The main beneficial effects reported from use of cannabinoids are a reduction in the incidence and severity of nausea and vomiting (emesis), and stimulation of appetite, together reducing the severity of cachexia – wasting syndrome – in patients receiving chemotherapy treatment.
Studies involving natural cannabis: Vinciguerra et al studied 56 cancer patients unresponsive to conventional antiemetic agents, who were asked to rate the effectiveness of marijuana compared to prior chemotherapy cycles. Smoked marijuana was rated as “moderately effective” or “highly effective” by 78% of patients. The authors concluded that marijuana had antiemetic efficacy, but no control group was used and the patient population varied with respect to prior marijuana use or THC therapy.

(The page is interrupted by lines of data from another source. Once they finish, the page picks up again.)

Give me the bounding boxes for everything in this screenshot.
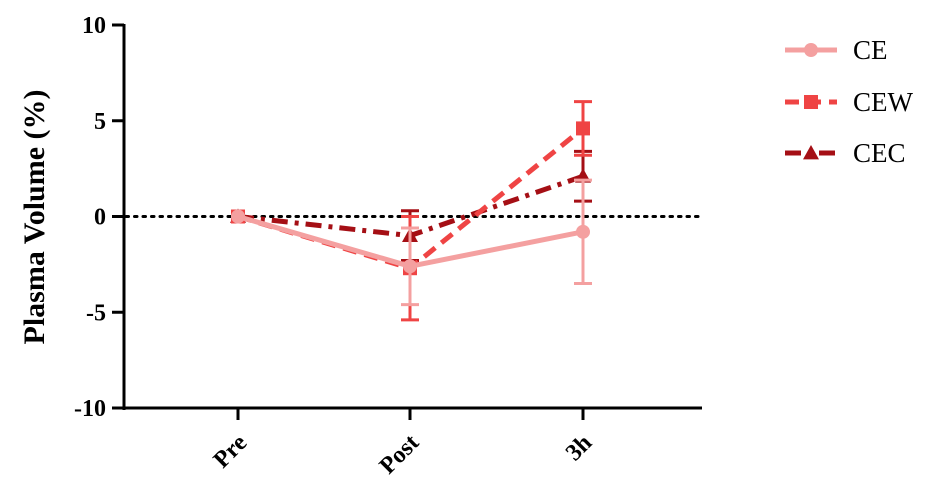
legend-marker-circle — [804, 43, 818, 57]
legend-marker-triangle — [803, 145, 819, 160]
legend-label-cew: CEW — [853, 87, 914, 117]
y-tick-label: -5 — [86, 300, 106, 326]
data-point-ce-3h — [576, 224, 590, 239]
x-tick-label-pre: Pre — [209, 430, 253, 474]
axes: -10 -5 0 5 10 Pre Post 3h — [74, 13, 702, 479]
legend-item-cew: CEW — [785, 87, 914, 117]
legend-label-cec: CEC — [853, 138, 906, 168]
series-ce — [231, 178, 592, 307]
x-tick-label-3h: 3h — [561, 430, 597, 466]
series-group — [230, 100, 592, 322]
data-point-ce-post — [403, 259, 417, 274]
y-axis-title: Plasma Volume (%) — [18, 90, 51, 345]
y-tick-label: -10 — [74, 396, 106, 422]
legend-item-ce: CE — [785, 35, 888, 65]
legend-marker-square — [804, 95, 818, 109]
data-point-cew-3h — [576, 121, 590, 136]
legend: CE CEW CEC — [785, 35, 914, 168]
legend-label-ce: CE — [853, 35, 888, 65]
y-tick-label: 5 — [94, 109, 106, 135]
y-tick-label: 10 — [82, 13, 106, 39]
x-tick-label-post: Post — [375, 430, 424, 479]
data-point-ce-pre — [231, 209, 245, 224]
legend-item-cec: CEC — [785, 138, 906, 168]
y-tick-label: 0 — [94, 205, 106, 231]
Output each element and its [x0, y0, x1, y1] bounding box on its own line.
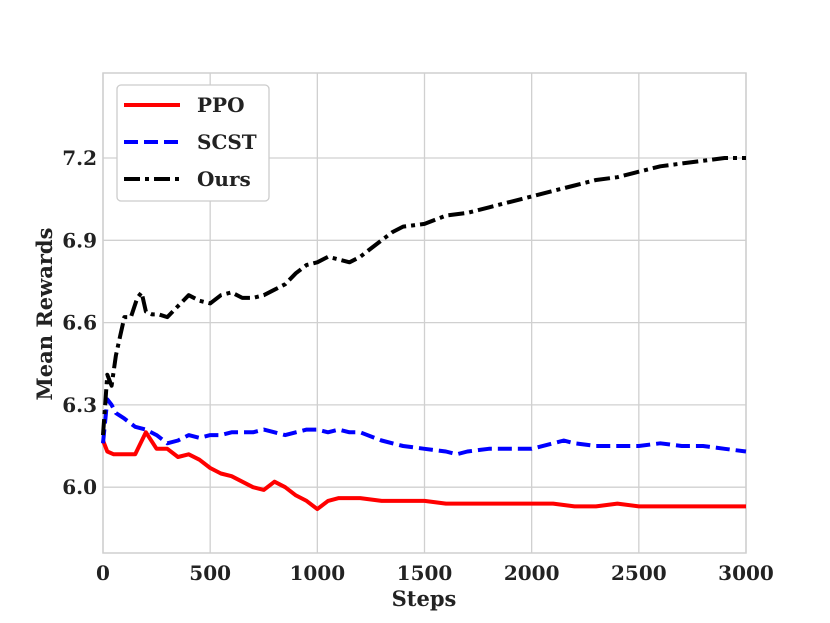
x-tick-label: 0: [96, 561, 110, 585]
y-axis-label: Mean Rewards: [32, 228, 57, 401]
legend-label-scst: SCST: [197, 130, 257, 154]
plot-frame: [102, 72, 747, 554]
y-tick-label: 6.6: [62, 311, 97, 335]
x-tick-label: 2000: [504, 561, 560, 585]
y-tick-label: 7.2: [62, 146, 97, 170]
y-tick-label: 6.0: [62, 475, 97, 499]
y-tick-label: 6.3: [62, 393, 97, 417]
x-tick-label: 3000: [718, 561, 774, 585]
x-axis-ticks: 0 500 1000 1500 2000 2500 3000: [96, 561, 774, 585]
series-line-scst: [101, 397, 747, 457]
legend-label-ours: Ours: [197, 167, 251, 191]
y-axis-ticks: 6.0 6.3 6.6 6.9 7.2: [62, 146, 97, 499]
legend-box: [116, 84, 270, 202]
series-line-ours: [101, 156, 746, 436]
series-line-ppo: [101, 430, 746, 512]
legend-label-ppo: PPO: [197, 93, 245, 117]
x-tick-label: 500: [189, 561, 231, 585]
x-tick-label: 1500: [397, 561, 453, 585]
x-tick-label: 2500: [611, 561, 667, 585]
legend: PPO SCST Ours: [116, 84, 270, 202]
series-layer: [101, 156, 747, 512]
y-tick-label: 6.9: [62, 228, 97, 252]
x-tick-label: 1000: [289, 561, 345, 585]
x-axis-label: Steps: [392, 586, 457, 611]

Cannabinoids and anti-tumor activity
Recent scientific developments-anti-tumour activity: Recent scientific advances in the study of cannabinoid receptors and endocannabinoids have produced exciting new leads in the search for anti-cancer treatments, with CB1 and CB2 agonists (like THC) associated with tumor regression, reduced proliferation and blood supply to tumors, and apoptosis (programmed cell-suicide) among cells of various cancer types.

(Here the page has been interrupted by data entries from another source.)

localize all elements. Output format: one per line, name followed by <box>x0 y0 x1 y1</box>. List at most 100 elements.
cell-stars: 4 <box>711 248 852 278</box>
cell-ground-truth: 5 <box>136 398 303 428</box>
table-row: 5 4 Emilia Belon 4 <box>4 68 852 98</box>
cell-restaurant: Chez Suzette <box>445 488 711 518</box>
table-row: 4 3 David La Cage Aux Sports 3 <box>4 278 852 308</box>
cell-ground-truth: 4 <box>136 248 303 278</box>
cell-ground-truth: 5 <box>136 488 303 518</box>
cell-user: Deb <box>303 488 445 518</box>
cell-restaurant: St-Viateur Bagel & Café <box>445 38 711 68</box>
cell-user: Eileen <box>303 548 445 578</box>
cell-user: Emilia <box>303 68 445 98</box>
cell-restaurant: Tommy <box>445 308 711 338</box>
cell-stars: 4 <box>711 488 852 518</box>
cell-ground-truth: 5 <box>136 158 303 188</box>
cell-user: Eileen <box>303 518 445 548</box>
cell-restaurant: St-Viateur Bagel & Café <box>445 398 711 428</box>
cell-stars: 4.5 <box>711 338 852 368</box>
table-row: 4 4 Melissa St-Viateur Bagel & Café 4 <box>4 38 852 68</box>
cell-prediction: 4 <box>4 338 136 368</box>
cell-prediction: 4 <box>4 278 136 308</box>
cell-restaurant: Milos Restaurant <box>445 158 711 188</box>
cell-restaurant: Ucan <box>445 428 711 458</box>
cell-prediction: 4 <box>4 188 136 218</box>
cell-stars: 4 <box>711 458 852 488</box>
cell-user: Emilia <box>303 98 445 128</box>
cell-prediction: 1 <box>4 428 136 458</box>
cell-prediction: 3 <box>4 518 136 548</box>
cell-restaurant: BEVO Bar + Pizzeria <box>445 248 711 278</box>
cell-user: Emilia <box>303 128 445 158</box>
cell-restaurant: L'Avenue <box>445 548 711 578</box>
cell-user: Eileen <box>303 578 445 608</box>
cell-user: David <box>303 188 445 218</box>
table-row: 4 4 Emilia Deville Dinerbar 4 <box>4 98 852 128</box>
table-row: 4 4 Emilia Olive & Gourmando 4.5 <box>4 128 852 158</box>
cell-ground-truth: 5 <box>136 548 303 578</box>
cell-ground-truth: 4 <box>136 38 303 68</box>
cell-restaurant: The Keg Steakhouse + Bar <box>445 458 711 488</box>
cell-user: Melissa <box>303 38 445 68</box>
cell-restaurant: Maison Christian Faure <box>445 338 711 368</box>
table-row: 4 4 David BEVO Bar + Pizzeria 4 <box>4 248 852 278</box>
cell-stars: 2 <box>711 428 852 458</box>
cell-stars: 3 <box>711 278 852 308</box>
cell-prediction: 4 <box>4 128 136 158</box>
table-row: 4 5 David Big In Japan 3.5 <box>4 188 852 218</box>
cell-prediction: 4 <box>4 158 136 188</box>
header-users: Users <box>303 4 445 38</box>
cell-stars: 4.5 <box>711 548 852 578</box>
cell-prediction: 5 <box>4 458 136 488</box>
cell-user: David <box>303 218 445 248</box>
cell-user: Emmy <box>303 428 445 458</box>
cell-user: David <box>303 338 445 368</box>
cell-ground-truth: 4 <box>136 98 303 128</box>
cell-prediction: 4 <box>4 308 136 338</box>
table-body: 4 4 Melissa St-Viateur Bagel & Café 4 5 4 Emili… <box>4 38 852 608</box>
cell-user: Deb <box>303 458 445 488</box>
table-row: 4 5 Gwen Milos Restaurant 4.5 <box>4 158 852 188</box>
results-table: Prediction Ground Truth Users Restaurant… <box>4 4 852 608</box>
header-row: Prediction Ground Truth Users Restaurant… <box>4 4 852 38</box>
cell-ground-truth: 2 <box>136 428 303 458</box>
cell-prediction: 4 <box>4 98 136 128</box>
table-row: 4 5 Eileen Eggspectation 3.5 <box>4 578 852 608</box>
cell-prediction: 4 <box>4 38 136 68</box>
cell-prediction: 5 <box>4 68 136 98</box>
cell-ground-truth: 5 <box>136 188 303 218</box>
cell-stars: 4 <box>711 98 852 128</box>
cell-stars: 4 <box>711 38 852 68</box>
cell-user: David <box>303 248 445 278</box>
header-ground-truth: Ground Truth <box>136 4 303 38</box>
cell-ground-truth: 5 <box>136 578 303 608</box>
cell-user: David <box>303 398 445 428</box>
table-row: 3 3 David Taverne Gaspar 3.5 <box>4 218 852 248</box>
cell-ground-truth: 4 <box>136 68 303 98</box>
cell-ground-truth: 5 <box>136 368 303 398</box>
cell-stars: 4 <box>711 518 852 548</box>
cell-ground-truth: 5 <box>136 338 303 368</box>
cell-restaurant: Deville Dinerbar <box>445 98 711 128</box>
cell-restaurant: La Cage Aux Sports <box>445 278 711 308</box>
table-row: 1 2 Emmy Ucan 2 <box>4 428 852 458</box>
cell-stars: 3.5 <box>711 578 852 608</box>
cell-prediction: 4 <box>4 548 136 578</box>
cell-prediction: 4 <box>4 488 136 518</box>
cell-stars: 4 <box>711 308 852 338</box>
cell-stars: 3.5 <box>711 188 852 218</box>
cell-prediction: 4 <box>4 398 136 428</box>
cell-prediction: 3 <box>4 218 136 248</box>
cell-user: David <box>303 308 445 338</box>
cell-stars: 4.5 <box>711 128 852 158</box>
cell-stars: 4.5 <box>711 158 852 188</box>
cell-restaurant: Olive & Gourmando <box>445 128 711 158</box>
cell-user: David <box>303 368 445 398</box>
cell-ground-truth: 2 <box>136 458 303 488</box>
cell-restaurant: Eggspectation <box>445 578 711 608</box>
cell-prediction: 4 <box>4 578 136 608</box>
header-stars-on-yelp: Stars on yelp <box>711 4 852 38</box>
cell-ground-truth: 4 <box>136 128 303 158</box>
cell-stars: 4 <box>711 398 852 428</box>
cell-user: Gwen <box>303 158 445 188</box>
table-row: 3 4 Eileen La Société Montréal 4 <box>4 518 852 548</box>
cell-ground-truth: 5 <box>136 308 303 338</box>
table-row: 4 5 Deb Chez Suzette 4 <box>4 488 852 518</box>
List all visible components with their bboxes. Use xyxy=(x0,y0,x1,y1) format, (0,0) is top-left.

Blazquez et al reported “Cannabinoids, the active components of marijuana and their derivatives, induce tumor regression in rodents… Inhibition of tumor angiogenesis may allow new strategies for the design of cannabinoid-based anti-tumoral therapies.” Sanchez et al reported “growth of the rat glioma (one of the most malignant forms of cancer) is inhibited by psychoactive cannabinoids” and that “local administration of (a) selective CB(2) agonist induced a considerable regression of malignant tumors”.

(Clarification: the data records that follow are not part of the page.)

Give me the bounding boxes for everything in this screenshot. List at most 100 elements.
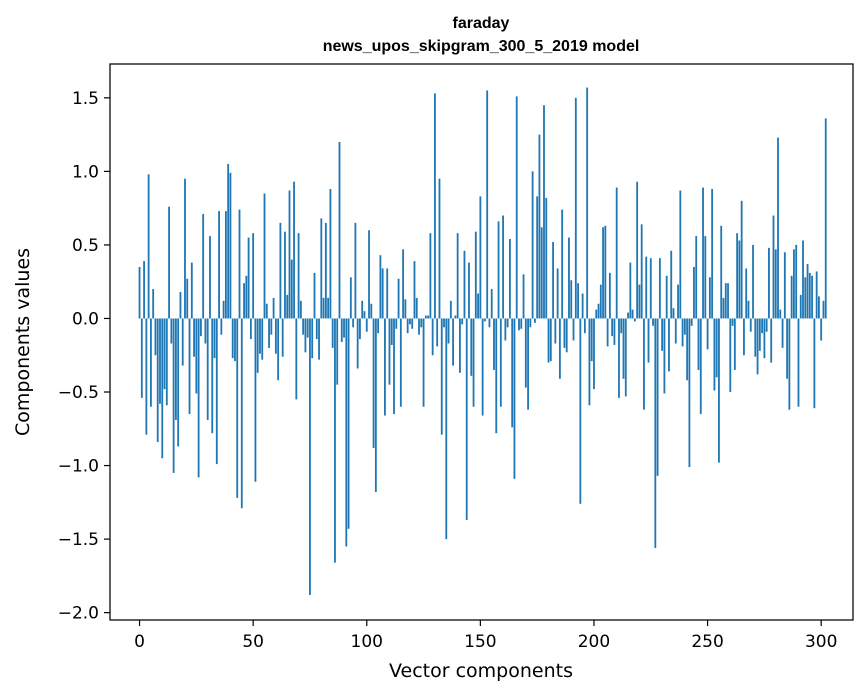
bar-58	[270, 318, 273, 335]
bar-302	[824, 118, 827, 319]
bar-240	[683, 318, 686, 335]
bar-200	[593, 318, 595, 390]
y-tick-label: 0.5	[72, 236, 99, 256]
bar-56	[265, 303, 268, 319]
bar-219	[636, 181, 639, 319]
bar-199	[590, 318, 593, 362]
bar-267	[745, 268, 748, 319]
bar-158	[497, 221, 500, 319]
bar-90	[343, 318, 345, 338]
bar-129	[431, 318, 434, 356]
bar-171	[527, 318, 529, 410]
bar-156	[493, 318, 495, 370]
bar-204	[602, 227, 604, 319]
bar-45	[240, 318, 243, 509]
bar-256	[720, 225, 723, 319]
bar-282	[779, 309, 782, 319]
bar-207	[608, 272, 611, 319]
bar-148	[474, 231, 477, 319]
bar-163	[508, 239, 511, 319]
bar-118	[406, 318, 409, 334]
bar-22	[188, 318, 191, 415]
bar-218	[633, 318, 636, 322]
bar-14	[170, 318, 173, 344]
bar-247	[699, 318, 702, 415]
bar-169	[522, 274, 525, 319]
y-axis: −2.0 −1.5 −1.0 −0.5 0.0 0.5 1.0 1.5	[58, 89, 110, 624]
bar-179	[545, 197, 548, 319]
bar-30	[206, 318, 209, 420]
bar-270	[752, 244, 754, 319]
bar-139	[454, 315, 457, 319]
bar-289	[795, 244, 798, 319]
bar-197	[586, 87, 589, 319]
bar-155	[490, 289, 493, 319]
bar-44	[238, 209, 241, 319]
bar-268	[747, 300, 750, 319]
bar-154	[488, 318, 491, 328]
bar-5	[149, 318, 152, 407]
bar-69	[295, 318, 298, 400]
bar-2	[143, 261, 145, 319]
bar-115	[399, 318, 402, 407]
bar-33	[213, 318, 216, 359]
bar-205	[604, 225, 607, 319]
bar-181	[549, 318, 552, 362]
bar-131	[436, 318, 439, 347]
y-tick-label: 0.0	[72, 309, 99, 329]
bar-275	[763, 318, 766, 359]
bar-222	[643, 318, 645, 410]
bar-110	[388, 318, 391, 385]
bar-81	[322, 297, 325, 319]
bar-64	[284, 231, 286, 319]
bar-271	[754, 318, 757, 357]
bar-245	[695, 236, 698, 319]
bar-95	[354, 222, 357, 319]
bar-149	[477, 293, 479, 319]
bar-253	[713, 318, 716, 391]
bar-176	[538, 134, 541, 319]
bar-19	[181, 318, 184, 366]
bar-273	[758, 318, 761, 351]
bar-231	[663, 318, 666, 394]
bar-125	[422, 318, 425, 407]
bar-243	[690, 318, 693, 326]
bar-84	[329, 189, 332, 319]
bar-52	[256, 318, 259, 373]
bar-101	[368, 230, 370, 319]
bar-127	[427, 315, 430, 319]
bar-174	[533, 318, 536, 323]
bar-285	[786, 318, 789, 379]
bar-296	[811, 275, 814, 319]
bar-40	[229, 172, 232, 319]
bar-76	[311, 318, 314, 359]
bar-157	[495, 318, 498, 434]
bar-20	[184, 178, 186, 319]
bar-108	[384, 318, 386, 416]
bar-72	[302, 318, 305, 335]
bar-269	[749, 318, 752, 332]
x-tick-label: 150	[464, 632, 496, 652]
bar-36	[220, 318, 223, 335]
bar-99	[363, 311, 366, 319]
bar-83	[327, 297, 330, 319]
bar-227	[654, 318, 657, 548]
bar-279	[772, 215, 775, 319]
bar-0	[138, 266, 141, 319]
y-tick-label: −1.0	[58, 457, 99, 477]
bar-132	[438, 178, 441, 319]
bar-152	[484, 318, 486, 322]
bar-93	[349, 277, 352, 319]
bar-92	[347, 318, 350, 529]
chart-title-line-2: news_upos_skipgram_300_5_2019 model	[323, 38, 640, 55]
bar-112	[393, 318, 395, 415]
bar-233	[668, 318, 670, 372]
bar-104	[374, 318, 377, 493]
bar-258	[724, 283, 727, 319]
bar-106	[379, 255, 382, 319]
bar-170	[524, 318, 527, 388]
bar-128	[429, 233, 432, 319]
bar-80	[320, 218, 323, 319]
bar-241	[686, 318, 689, 381]
bar-194	[579, 318, 582, 504]
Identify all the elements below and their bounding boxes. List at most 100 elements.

Parolaro et al concluded “Modulation of the endocannabinoid system interferes with cancer cell proliferation either by inhibiting mitogenic autocrine/paracrine loops or by directly inducing apoptosis; however, the proapoptotic effect of anandamide is not shared by other endocannabinoids and suggests the involvement of non-cannabinoid receptors” Bifulco & Di Marzo reviewed studies of antitumor activity and concluded “Recently, evidence has accumulated indicating that stimulation of cannabinoid receptors by either THC or the endocannabinoids influence the intracellular events controlling the proliferation and apoptosis of numerous types of cancer cells, thereby leading to anti-tumor effects both in vitro and in vivo. This evidence is reviewed here and suggests that future anti-cancer therapy might be developed from our knowledge of how the endocannabinoid system controls the growth and metastasis of malignant cells.”
There would appear to be growing evidence of direct anti-tumor activity of cannabinoids, specifically CB1 and CB2 agonists, in a range of cancer types including brain (gliomas), skin, pituitary, prostate and bowel. The antitumor activity has led in laboratory animals and in-vitro human tissues to regression of tumors, reductions in vascularisation (blood supply) and metastases (secondary tumors), as well as direct inducement of death (apoptosis) among cancer cells. Indeed, the complex interactions of endogenous cannabinoids and receptors is leading to greater scientific understanding of the mechanisms by which cancers develop.
In the very least, cannabinoids should be used as adjunct treatment for testicular cancer. Use whole plant extracts from Sativa x Indica hybrids.